On Sunday, I had the privilege of standing alongside Michael Milken, founder of the Prostate Cancer Foundation, and Ambassador Nancy Brinker, the founder of Susan G. Komen for the Cure, at the first-ever All-Star Charity 5K & Fun Run. I was there representing Stand Up To Cancer (SU2C), a nationwide movement raising funds for "Dream Teams" of scientists from different institutions and disciplines working together on innovative research aimed at bringing new treatments to patients in an accelerated timeframe. MLB is sharing the race proceeds equally among these three groups.
To look out over a sea of thousands of runners in T-shirts advocating for the end of cancers of all types was truly moving, as was the next stop in our St. Louis visit. The Alvin J. Siteman Cancer Center at Barnes-Jewish Hospital and Washington University School of Medicine is an international leader in cancer treatment, research, prevention and education, and serves patients across the American heartland, as well as all over the world. All the patients we met there, like Kim Lee-- a vivacious 35-year old woman, whose cheerful disposition belies the fact that she has endured a bone marrow transplant and other difficult treatments for acute lymphoblastic leukemia during the last year-- were profoundly inspiring.
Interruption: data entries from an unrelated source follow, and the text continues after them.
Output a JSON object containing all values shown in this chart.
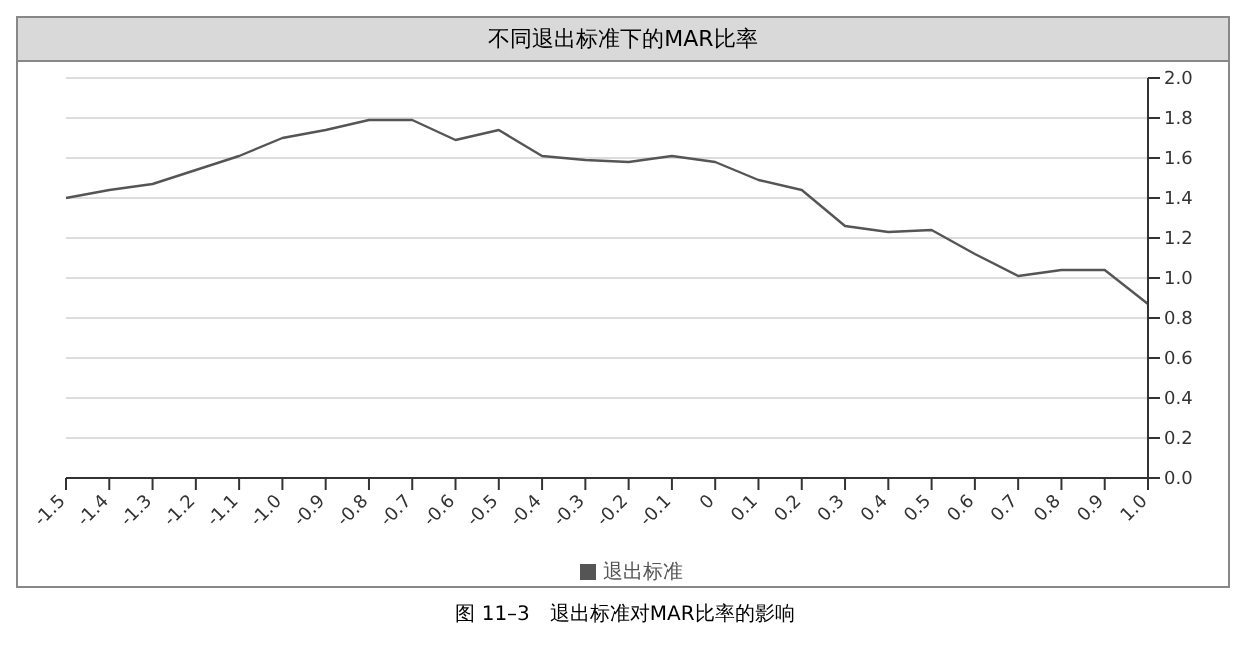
{
  "chart_data": {
    "type": "line",
    "title": "不同退出标准下的MAR比率",
    "categories": [
      "-1.5",
      "-1.4",
      "-1.3",
      "-1.2",
      "-1.1",
      "-1.0",
      "-0.9",
      "-0.8",
      "-0.7",
      "-0.6",
      "-0.5",
      "-0.4",
      "-0.3",
      "-0.2",
      "-0.1",
      "0",
      "0.1",
      "0.2",
      "0.3",
      "0.4",
      "0.5",
      "0.6",
      "0.7",
      "0.8",
      "0.9",
      "1.0"
    ],
    "series": [
      {
        "name": "退出标准",
        "color": "#555555",
        "values": [
          1.4,
          1.44,
          1.47,
          1.54,
          1.61,
          1.7,
          1.74,
          1.79,
          1.79,
          1.69,
          1.74,
          1.61,
          1.59,
          1.58,
          1.61,
          1.58,
          1.49,
          1.44,
          1.26,
          1.23,
          1.24,
          1.12,
          1.01,
          1.04,
          1.04,
          0.87
        ]
      }
    ],
    "ylim": [
      0,
      2
    ],
    "yticks": [
      {
        "value": 0,
        "label": "0.0"
      },
      {
        "value": 0.2,
        "label": "0.2"
      },
      {
        "value": 0.4,
        "label": "0.4"
      },
      {
        "value": 0.6,
        "label": "0.6"
      },
      {
        "value": 0.8,
        "label": "0.8"
      },
      {
        "value": 1,
        "label": "1.0"
      },
      {
        "value": 1.2,
        "label": "1.2"
      },
      {
        "value": 1.4,
        "label": "1.4"
      },
      {
        "value": 1.6,
        "label": "1.6"
      },
      {
        "value": 1.8,
        "label": "1.8"
      },
      {
        "value": 2,
        "label": "2.0"
      }
    ],
    "grid": "y",
    "legend": "bottom",
    "marker": "none",
    "line_style": "solid",
    "annotations": [
      "图 11–3　退出标准对MAR比率的影响"
    ]
  }
}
So, too, are people like Richard and Diane Nares, who channeled the grief of losing their five-year old son Emilio into an organization that assists families with children battling cancer. They, and other "ordinary" Americans who are doing extraordinary things, are being honored at tonight's game as "All-Stars Among Us." Baseball lives in the very heart of America, as does the deep sense of compassion and responsibility that brings people together in an important fight like the one against this country's second-leading killer. Few of us can hit a home run in a major league stadium with the potential of raising a million dollars for research, but there are many, many ways to help.
On standup2cancer.org, when making a one dollar donation to research, you can launch a star in honor of someone who has received a cancer diagnosis on the Constellation, which is a field of stars, illustrating how this disease connects us all. If we all work together, I honestly believe we can end cancer once and for all.